Dismissing speculation that has been on the rumour mill that Mujuru had secretly met Mugabe, the spokesperson of the original Zanu PF (People First) Rugare Gumbo said that there has been a deliberate ploy by the country’s spies to sell the public a dummy and portray Mujuru as a sell-out who is longing to return to Zanu PF.
“We have been alerted that there are Zanu PF propagandists and security services personnel who have been assigned to fabricate and plant dubious stories in the local media to the effect that (Dr) Joice Mujuru is still Zanu PF and that she intends on re-joining the faction-riddled and internally-decaying political outfit,” Gumbo said in a statement.
Apparently rattled by the potent possibility of the former vice president forming her own party and taking her erstwhile comrades head-on in the 2018 polls, Zanu PF has publicly expressed its frustration particularly with the private media which it accuses of propping up the widowed Mujuru.
But Gumbo said there was a “well-orchestrated campaign” that sought “to inculcate a political perception that Mujuru is Zanu PF to the core and that her soon-to-be launched party, its policies, guiding principles and ideology are fundamentally Zanu PF.”
The former Zanu PF spokesperson said far from that, Mujuru is ready to work with democratic forces that respect civil liberties.
Gumbo said there is a ploy by the country’s well-oiled security sector to “plant fictitious stories in the local media hence the frantic efforts to have the media publish ‘details’ of a purported meeting between Mujuru and (Zanu PF President Robert) Mugabe.”
“We seek to set the record straight herein, that (Dr) Mujuru last met Mugabe on December 1, 2014, a day before Mugabe’s party held its congress and no other meeting between the two, or their representatives, has taken place subsequently.
“(Dr) Mujuru has no intentions to meet Mugabe or go back to Zanu PF as she is busy putting in place a strong political entity that will provide a platform for Zimbabweans, in our diversity and with the multiplicity of our skills, to turn around our economy, rehabilitate our service delivery system, restore hope to our long-suffering people and provide jobs and better livelihoods to the thousands of college and university graduates that the current government has condemned to perpetual poverty and destitution,” Gumbo said.
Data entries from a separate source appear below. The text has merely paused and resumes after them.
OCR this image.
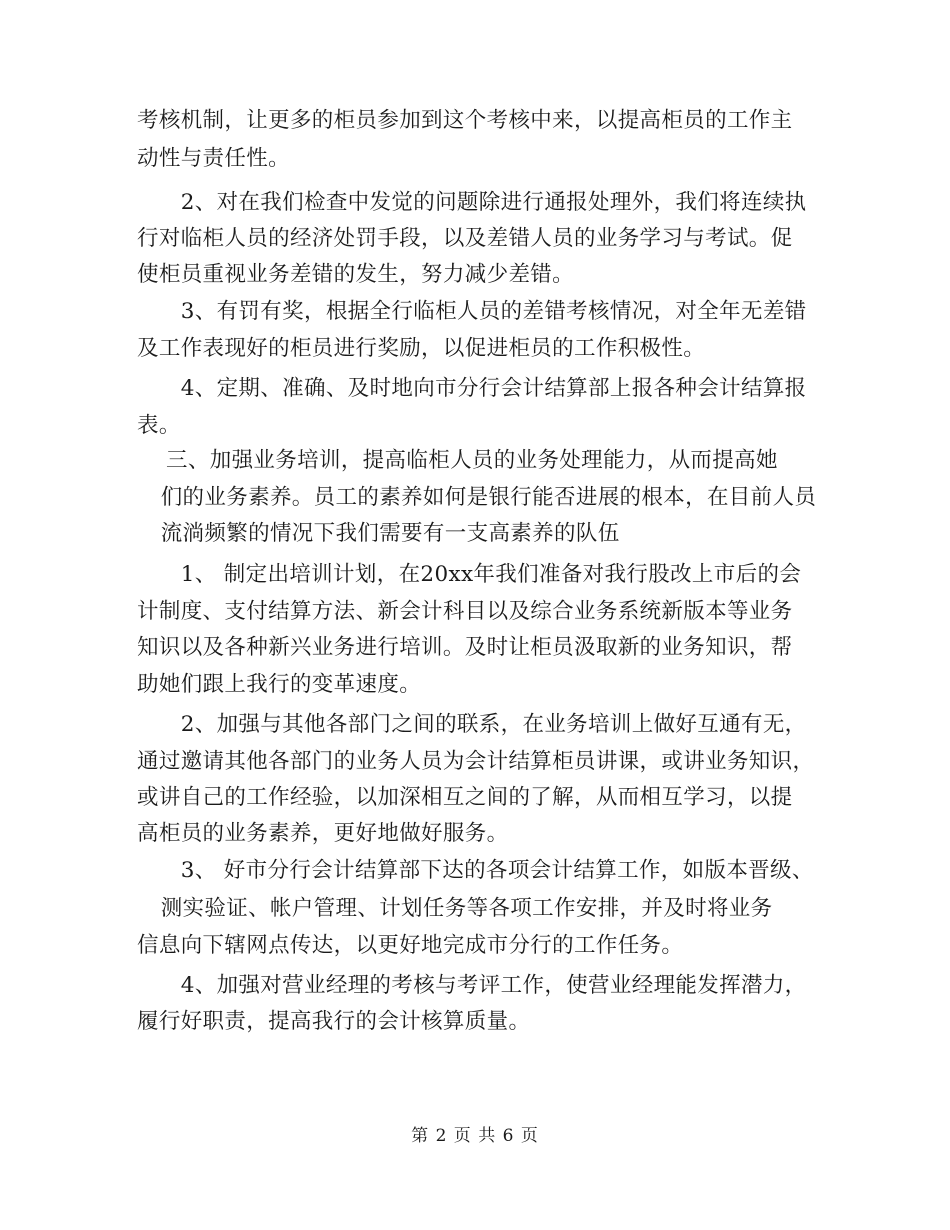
考核机制，让更多的柜员参加到这个考核中来，以提高柜员的工作主
动性与责任性。
　　2、对在我们检查中发觉的问题除进行通报处理外，我们将连续执
行对临柜人员的经济处罚手段，以及差错人员的业务学习与考试。促
使柜员重视业务差错的发生，努力减少差错。
　　3、有罚有奖，根据全行临柜人员的差错考核情况，对全年无差错
及工作表现好的柜员进行奖励，以促进柜员的工作积极性。
　　4、定期、准确、及时地向市分行会计结算部上报各种会计结算报
表。
　 三、加强业务培训，提高临柜人员的业务处理能力，从而提高她
　　们的业务素养。员工的素养如何是银行能否进展的根本，在目前人员
　　流淌频繁的情况下我们需要有一支高素养的队伍
　　1、 制定出培训计划，在20xx年我们准备对我行股改上市后的会
计制度、支付结算方法、新会计科目以及综合业务系统新版本等业务
知识以及各种新兴业务进行培训。及时让柜员汲取新的业务知识，帮
助她们跟上我行的变革速度。
　　2、加强与其他各部门之间的联系，在业务培训上做好互通有无，
通过邀请其他各部门的业务人员为会计结算柜员讲课，或讲业务知识，
或讲自己的工作经验，以加深相互之间的了解，从而相互学习，以提
高柜员的业务素养，更好地做好服务。
　　3、 好市分行会计结算部下达的各项会计结算工作，如版本晋级、
　　测实验证、帐户管理、计划任务等各项工作安排，并及时将业务
信息向下辖网点传达，以更好地完成市分行的工作任务。
　　4、加强对营业经理的考核与考评工作，使营业经理能发挥潜力，
履行好职责，提高我行的会计核算质量。
第 2 页 共 6 页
Recently, Mujuru launched an economic Blueprint to Unlock Investment and Leverage for Development (Build) manifesto which caught the post-congress Zanu PF flat-footed and left many in that party rattled.
“We seek to reiterate that (Dr) Mujuru is at work, as she has been since leaving Zanu PF, putting in place a people’s movement that would restore dignity to the honest Zimbabwean industrialist, civil servant, farmer, small-to-medium entrepreneur, inter alia, who has been suffering under an investor-unfriendly economic environment characterised by policy inconsistency and a debilitating tax regime,” he said.
What has particularly rattled Mugabe and his post-congress Zanu PF over the past few days is the prospect of Mujuru and opposition leader Morgan Tsvangirai agreeing on an electoral pact that could see the two leaders joining forces to end Mugabe and Zanu PF’s long rule in the eagerly-anticipated 2018 national elections.
Gumbo added: “We reiterate that (Dr) Mujuru and all progressive Zimbabweans working with her will not be distracted from charting a trajectory that will return our country to economic prosperity through a people-centred political formation whose primary goal is to restore dignity to our people through providing mechanisms for economic sustainability rooted in an inclusive socio-economic and political system.
“No amount of lies, or infertile imaginations, is going to stop the people’s movement,” Gumbo said.